00:10 Amandine Bégaud, vous recevez donc ce matin la navigatrice Clarisse Crémer.
00:14 Bonjour Clarisse Crémer.
00:15 Bonjour à vous.
00:17 Et merci beaucoup d'être en direct avec nous depuis l'Orient.
00:20 Vous êtes, je le rappelle, la révélation du dernier Vendée Globe en 2020,
00:24 puisque vous avez déterminé 12e,
00:26 vous avez même signé la meilleure performance féminine de toute l'histoire de cette course en bouclant ce Vendée Globe en 87 jours,
00:33 2h24 et pourtant, pourtant, vous avez bien failli ne pas pouvoir prendre le départ du prochain en 2024,
00:39 faute de sponsor, en février dernier, Banque Populaire.
00:42 Votre sponsor jusque-là décide en effet de se passer de vous,
00:46 moins de 3 mois après votre accouchement, on en avait beaucoup parlé.
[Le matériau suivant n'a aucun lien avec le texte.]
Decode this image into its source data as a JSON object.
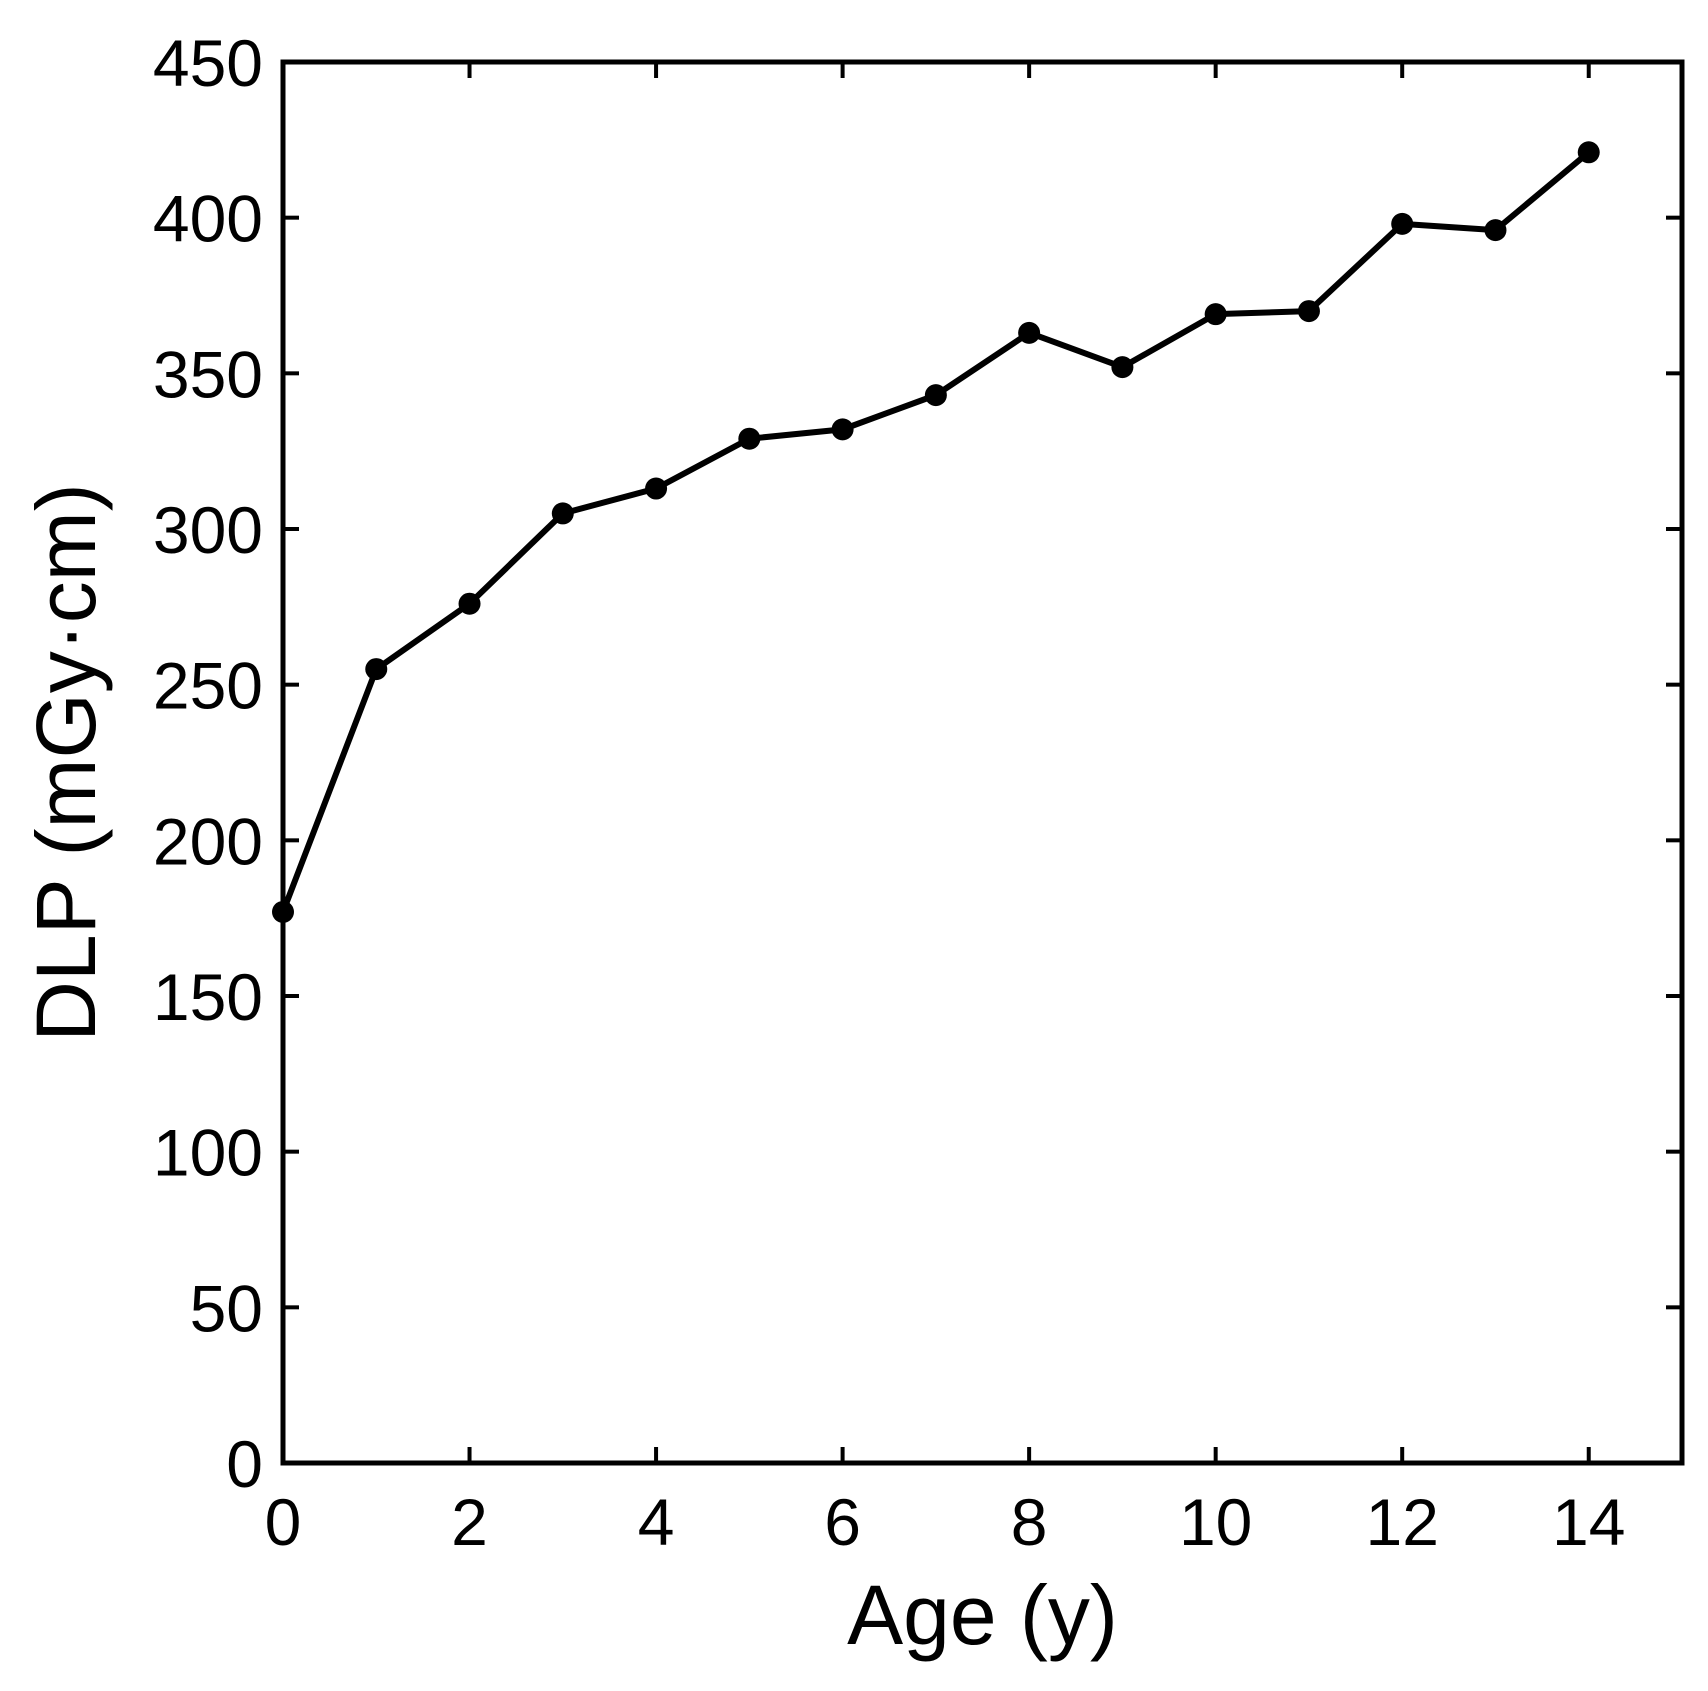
{
  "chart_data": {
    "type": "line",
    "xlabel": "Age (y)",
    "ylabel": "DLP (mGy·cm)",
    "xlim": [
      0,
      15
    ],
    "ylim": [
      0,
      450
    ],
    "x_ticks": [
      0,
      2,
      4,
      6,
      8,
      10,
      12,
      14
    ],
    "y_ticks": [
      0,
      50,
      100,
      150,
      200,
      250,
      300,
      350,
      400,
      450
    ],
    "x_tick_labels": [
      "0",
      "2",
      "4",
      "6",
      "8",
      "10",
      "12",
      "14"
    ],
    "y_tick_labels": [
      "0",
      "50",
      "100",
      "150",
      "200",
      "250",
      "300",
      "350",
      "400",
      "450"
    ],
    "grid": false,
    "series": [
      {
        "color": "#000000",
        "marker": "circle",
        "x": [
          0,
          1,
          2,
          3,
          4,
          5,
          6,
          7,
          8,
          9,
          10,
          11,
          12,
          13,
          14
        ],
        "y": [
          177,
          255,
          276,
          305,
          313,
          329,
          332,
          343,
          363,
          352,
          369,
          370,
          398,
          396,
          421
        ]
      }
    ]
  }
}
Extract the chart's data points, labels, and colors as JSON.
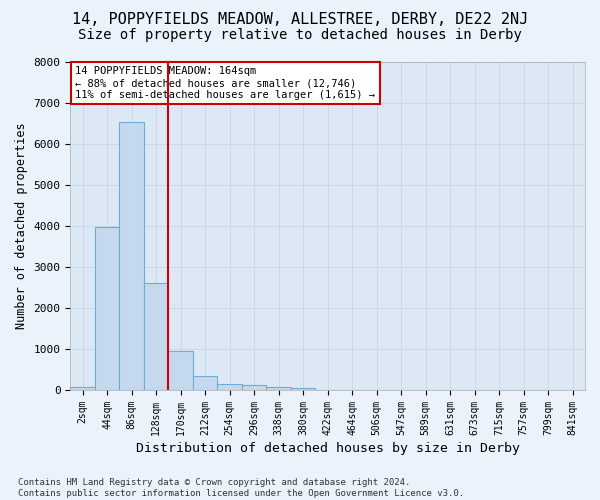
{
  "title_line1": "14, POPPYFIELDS MEADOW, ALLESTREE, DERBY, DE22 2NJ",
  "title_line2": "Size of property relative to detached houses in Derby",
  "xlabel": "Distribution of detached houses by size in Derby",
  "ylabel": "Number of detached properties",
  "footnote": "Contains HM Land Registry data © Crown copyright and database right 2024.\nContains public sector information licensed under the Open Government Licence v3.0.",
  "bar_labels": [
    "2sqm",
    "44sqm",
    "86sqm",
    "128sqm",
    "170sqm",
    "212sqm",
    "254sqm",
    "296sqm",
    "338sqm",
    "380sqm",
    "422sqm",
    "464sqm",
    "506sqm",
    "547sqm",
    "589sqm",
    "631sqm",
    "673sqm",
    "715sqm",
    "757sqm",
    "799sqm",
    "841sqm"
  ],
  "bar_values": [
    80,
    3970,
    6530,
    2610,
    940,
    350,
    145,
    120,
    75,
    60,
    0,
    0,
    0,
    0,
    0,
    0,
    0,
    0,
    0,
    0,
    0
  ],
  "bar_color": "#c5d9ee",
  "bar_edge_color": "#6aaed6",
  "vline_color": "#cc0000",
  "annotation_text": "14 POPPYFIELDS MEADOW: 164sqm\n← 88% of detached houses are smaller (12,746)\n11% of semi-detached houses are larger (1,615) →",
  "annotation_box_color": "#cc0000",
  "annotation_box_fill": "#ffffff",
  "ylim": [
    0,
    8000
  ],
  "yticks": [
    0,
    1000,
    2000,
    3000,
    4000,
    5000,
    6000,
    7000,
    8000
  ],
  "grid_color": "#c8d8e8",
  "bg_color": "#dce9f5",
  "fig_bg_color": "#eaf2fb",
  "title1_fontsize": 11,
  "title2_fontsize": 10,
  "xlabel_fontsize": 9.5,
  "ylabel_fontsize": 8.5,
  "footnote_fontsize": 6.5
}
00:50 Clarisse Crémer, c'est à cause de ça, à cause de votre maternité que vous avez été évincée ?
00:55 Oui, alors c'est un petit peu plus compliqué que ça.
00:57 C'est les règles de sélection pour le Vendée Globe qui ont fait dire à mon ancien sponsor que je représentais un risque un peu trop important.
01:04 Et voilà, ils ont préféré me remplacer parce que, effectivement, je n'avais pas pu faire les courses
01:10 et donc je n'étais pas assez avancée dans le processus de sélection.
01:14 Voilà, il faut rappeler que dans ce nouveau règlement du Vendée Globe,
01:17 il faut, pour participer, cumuler le plus de miles possible pendant 4 ans.
01:22 Vous étiez en colère contre qui ? On se souvient de ce gros coup de gueule que vous aviez poussé à l'époque en février.
01:28 Ils sont prêts à assumer des risques mais pas celui de la maternité, aviez-vous dit.
01:32 Vous étiez en colère contre qui ? Contre Banque Populaire ou contre l'organisation du Vendée Globe ?
01:36 À l'époque, un peu des deux.
01:39 C'est vrai que c'est difficile à accepter quand c'est notre métier et notre passion
01:44 de devoir que la maternité puisse représenter un si gros impact au milieu de notre carrière.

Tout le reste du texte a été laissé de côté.